Is it faster to loop through a Python set of number or a set of letters?
Is it faster to loop through a Python set of numbers or a Python set of letters given that each set is the exact same length and each item within each set is the same length? Why?
I would think that there would be a difference because letters have more possible characters [a-zA-Z] than numbers [0-9] and therefor would be more 'random' and likely affect the hashing to some extent.
numbers = set([00000,00001,00002,00003,00004,00005, ... 99999]) letters = set(['aaaaa','aaaab','aaaac','aaaad', ... 'aaabZZ']) # this is just an example, it does not actually end here for item in numbers: do_something() for item in letters: do_something()
where len(numbers) == len(letters)
Update: I am interested in Python's specific hashing algorithm and what happens behind the scenes with this implementation.
There might be some particular implementation details of Python that I'm not aware of that mess with my general arguments here, but:
- Creating the set of strings will likely be a little slower than creating the set of integers (all else being equal), since the hash operation on strings takes some (small) time to run while the hash operation on integers is trivial.
- Iterating a set doesn't perform any hash operations, so the time to hash is irrelevant there.
- Iterating a set depends on the number of elements in the set and the number of buckets in the hash table backing the set. So the distribution of the hash function only matters if it causes the hash table to increase the bucket count. For some hash table implementations that's impossible (because bucket count is only increased when the load factor exceeds a threshold, not just because of collisions). Other hash table implementations resize when there are a lot of collisions. I don't know which CPython is.
- Anyway, the particular example you give of a set of integers will generate well-distributed hash values.
- There's one way to find out which is faster in Python, which is to timeit, with a realistic example of the data you care about. Speculation is usually a waste of time.

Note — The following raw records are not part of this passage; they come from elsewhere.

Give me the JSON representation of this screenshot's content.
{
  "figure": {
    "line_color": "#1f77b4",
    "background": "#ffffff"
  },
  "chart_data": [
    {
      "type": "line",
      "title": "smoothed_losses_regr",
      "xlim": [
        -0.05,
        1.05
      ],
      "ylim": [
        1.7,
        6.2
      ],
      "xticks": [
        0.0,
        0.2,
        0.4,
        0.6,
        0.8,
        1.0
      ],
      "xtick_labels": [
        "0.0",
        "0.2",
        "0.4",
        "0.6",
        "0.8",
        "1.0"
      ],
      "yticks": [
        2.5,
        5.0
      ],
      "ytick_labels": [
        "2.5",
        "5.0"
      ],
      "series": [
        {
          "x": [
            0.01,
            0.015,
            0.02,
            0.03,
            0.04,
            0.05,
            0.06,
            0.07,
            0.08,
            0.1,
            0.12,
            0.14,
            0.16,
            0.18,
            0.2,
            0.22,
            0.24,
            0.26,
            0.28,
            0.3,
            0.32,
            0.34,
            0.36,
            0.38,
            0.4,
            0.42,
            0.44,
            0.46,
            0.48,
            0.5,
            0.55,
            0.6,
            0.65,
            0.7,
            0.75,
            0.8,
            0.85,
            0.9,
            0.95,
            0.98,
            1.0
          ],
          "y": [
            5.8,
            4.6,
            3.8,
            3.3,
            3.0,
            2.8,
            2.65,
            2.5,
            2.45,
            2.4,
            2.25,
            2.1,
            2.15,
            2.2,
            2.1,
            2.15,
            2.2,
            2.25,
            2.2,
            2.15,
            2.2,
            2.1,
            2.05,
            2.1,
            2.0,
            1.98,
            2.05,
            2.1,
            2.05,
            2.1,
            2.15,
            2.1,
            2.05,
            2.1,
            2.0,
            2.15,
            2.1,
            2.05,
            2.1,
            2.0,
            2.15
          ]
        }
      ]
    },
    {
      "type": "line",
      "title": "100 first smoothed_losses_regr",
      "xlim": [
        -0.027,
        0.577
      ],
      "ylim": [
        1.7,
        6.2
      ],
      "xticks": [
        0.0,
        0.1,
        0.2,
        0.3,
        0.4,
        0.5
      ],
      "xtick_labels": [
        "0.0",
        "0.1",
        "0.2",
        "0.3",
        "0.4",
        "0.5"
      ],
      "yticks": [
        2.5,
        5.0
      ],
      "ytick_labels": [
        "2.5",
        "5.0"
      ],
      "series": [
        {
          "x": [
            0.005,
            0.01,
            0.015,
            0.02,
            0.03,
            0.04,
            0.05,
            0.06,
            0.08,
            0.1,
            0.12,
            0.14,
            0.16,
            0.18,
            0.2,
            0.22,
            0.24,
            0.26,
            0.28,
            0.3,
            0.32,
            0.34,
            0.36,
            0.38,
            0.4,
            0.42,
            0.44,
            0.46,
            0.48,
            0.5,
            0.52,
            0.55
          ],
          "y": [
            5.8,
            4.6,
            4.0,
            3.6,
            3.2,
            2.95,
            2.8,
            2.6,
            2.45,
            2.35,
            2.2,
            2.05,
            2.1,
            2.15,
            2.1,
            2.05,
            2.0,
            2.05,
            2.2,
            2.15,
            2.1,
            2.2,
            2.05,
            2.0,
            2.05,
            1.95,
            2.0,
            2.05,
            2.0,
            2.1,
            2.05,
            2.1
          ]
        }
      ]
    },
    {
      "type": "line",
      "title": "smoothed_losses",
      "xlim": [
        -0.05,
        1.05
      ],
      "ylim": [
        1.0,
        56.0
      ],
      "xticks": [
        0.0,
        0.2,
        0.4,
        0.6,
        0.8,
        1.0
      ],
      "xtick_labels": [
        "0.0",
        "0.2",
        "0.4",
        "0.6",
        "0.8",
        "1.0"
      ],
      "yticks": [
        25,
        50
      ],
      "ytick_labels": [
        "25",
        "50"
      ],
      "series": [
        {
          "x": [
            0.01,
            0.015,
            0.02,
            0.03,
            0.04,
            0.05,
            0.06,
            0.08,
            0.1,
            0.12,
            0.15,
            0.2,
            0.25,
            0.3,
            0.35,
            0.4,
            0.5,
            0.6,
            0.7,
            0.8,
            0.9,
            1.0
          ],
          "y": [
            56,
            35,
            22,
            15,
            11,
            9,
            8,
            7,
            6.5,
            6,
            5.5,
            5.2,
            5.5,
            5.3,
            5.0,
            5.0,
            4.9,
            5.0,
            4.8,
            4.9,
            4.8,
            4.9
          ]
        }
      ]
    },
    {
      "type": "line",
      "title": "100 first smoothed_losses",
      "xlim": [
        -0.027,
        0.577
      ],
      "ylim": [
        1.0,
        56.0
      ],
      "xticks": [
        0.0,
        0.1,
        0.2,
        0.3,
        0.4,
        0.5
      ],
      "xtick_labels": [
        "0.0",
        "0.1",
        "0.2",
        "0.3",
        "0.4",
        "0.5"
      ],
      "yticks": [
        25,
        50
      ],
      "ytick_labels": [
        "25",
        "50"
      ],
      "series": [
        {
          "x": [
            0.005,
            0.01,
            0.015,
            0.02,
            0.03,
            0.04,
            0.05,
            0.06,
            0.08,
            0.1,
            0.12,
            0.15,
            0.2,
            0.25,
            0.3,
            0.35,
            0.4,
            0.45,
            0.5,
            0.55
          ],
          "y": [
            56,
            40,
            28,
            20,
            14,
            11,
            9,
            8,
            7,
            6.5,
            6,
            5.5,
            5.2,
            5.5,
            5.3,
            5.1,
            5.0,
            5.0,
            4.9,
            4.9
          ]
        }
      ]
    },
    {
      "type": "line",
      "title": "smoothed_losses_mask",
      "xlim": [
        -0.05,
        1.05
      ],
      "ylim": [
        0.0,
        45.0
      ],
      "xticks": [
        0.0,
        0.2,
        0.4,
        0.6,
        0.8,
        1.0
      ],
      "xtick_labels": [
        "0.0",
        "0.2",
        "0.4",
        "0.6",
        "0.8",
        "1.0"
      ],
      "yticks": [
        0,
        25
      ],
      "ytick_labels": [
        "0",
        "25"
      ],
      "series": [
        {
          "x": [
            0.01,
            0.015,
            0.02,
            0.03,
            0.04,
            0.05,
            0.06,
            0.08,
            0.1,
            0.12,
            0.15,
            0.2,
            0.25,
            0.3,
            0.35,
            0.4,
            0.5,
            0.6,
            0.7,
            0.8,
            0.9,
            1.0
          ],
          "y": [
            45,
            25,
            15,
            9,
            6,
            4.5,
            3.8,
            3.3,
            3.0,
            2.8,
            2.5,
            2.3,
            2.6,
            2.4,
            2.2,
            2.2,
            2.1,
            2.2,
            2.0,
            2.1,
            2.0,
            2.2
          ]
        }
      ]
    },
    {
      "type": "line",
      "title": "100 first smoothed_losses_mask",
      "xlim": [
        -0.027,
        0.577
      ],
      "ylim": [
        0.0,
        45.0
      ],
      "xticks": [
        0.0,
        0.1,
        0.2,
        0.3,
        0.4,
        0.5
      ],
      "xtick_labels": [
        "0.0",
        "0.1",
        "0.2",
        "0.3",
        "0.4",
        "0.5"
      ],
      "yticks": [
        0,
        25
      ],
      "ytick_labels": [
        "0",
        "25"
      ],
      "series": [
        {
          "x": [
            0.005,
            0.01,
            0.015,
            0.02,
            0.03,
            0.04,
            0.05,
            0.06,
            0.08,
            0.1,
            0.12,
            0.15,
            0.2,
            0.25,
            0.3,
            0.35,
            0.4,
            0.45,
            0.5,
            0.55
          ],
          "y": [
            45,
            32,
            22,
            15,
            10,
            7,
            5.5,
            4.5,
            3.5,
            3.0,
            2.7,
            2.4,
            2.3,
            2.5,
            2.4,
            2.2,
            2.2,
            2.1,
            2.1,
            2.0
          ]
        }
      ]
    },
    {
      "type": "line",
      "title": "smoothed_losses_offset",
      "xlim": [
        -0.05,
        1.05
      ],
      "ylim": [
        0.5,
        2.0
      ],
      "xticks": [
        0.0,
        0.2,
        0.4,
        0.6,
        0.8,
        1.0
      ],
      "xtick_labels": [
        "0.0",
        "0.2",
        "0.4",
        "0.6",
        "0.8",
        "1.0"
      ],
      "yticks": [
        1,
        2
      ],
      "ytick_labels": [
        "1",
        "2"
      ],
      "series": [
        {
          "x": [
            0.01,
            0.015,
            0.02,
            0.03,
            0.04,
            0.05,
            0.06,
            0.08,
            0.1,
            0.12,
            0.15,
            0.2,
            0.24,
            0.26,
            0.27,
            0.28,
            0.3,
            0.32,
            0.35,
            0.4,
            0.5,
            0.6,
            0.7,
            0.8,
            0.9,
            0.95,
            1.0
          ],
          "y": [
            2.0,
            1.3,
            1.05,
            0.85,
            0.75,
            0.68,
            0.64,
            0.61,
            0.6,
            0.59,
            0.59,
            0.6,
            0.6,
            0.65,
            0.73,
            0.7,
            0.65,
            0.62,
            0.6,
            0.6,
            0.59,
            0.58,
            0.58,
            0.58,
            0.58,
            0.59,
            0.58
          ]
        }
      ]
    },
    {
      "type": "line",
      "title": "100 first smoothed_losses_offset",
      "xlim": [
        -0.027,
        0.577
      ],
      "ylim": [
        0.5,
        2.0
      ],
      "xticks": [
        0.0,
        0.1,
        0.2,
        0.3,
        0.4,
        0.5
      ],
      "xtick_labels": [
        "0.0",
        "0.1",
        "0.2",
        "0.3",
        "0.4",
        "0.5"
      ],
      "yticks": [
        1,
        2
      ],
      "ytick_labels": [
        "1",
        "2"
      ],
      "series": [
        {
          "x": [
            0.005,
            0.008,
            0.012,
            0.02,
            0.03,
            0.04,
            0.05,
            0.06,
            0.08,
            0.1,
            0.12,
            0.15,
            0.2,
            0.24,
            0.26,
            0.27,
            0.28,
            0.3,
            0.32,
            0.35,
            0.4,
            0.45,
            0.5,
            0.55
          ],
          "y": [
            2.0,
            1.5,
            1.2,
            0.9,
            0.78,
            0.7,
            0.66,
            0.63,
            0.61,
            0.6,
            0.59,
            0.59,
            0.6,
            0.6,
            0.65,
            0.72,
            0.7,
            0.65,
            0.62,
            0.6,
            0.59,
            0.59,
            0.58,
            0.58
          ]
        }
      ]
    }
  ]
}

You can see the results of Python's hashing algorithms like this:
>>> foo = 3 >>> foo.__hash__() 3 >>> foo = 1856348 >>> foo.__hash__() 1856348 >>> foo = "\x00" >>> foo.__hash__() 1 >>> foo = "\x01" >>> foo.__hash__() 128000384 >>> foo = "\x02" >>> foo.__hash__() 256000771
So on my copy of Python, those hash results match these reported Python hash algorithms. As ever with CPython, you can look at the source to confirm the algorithm.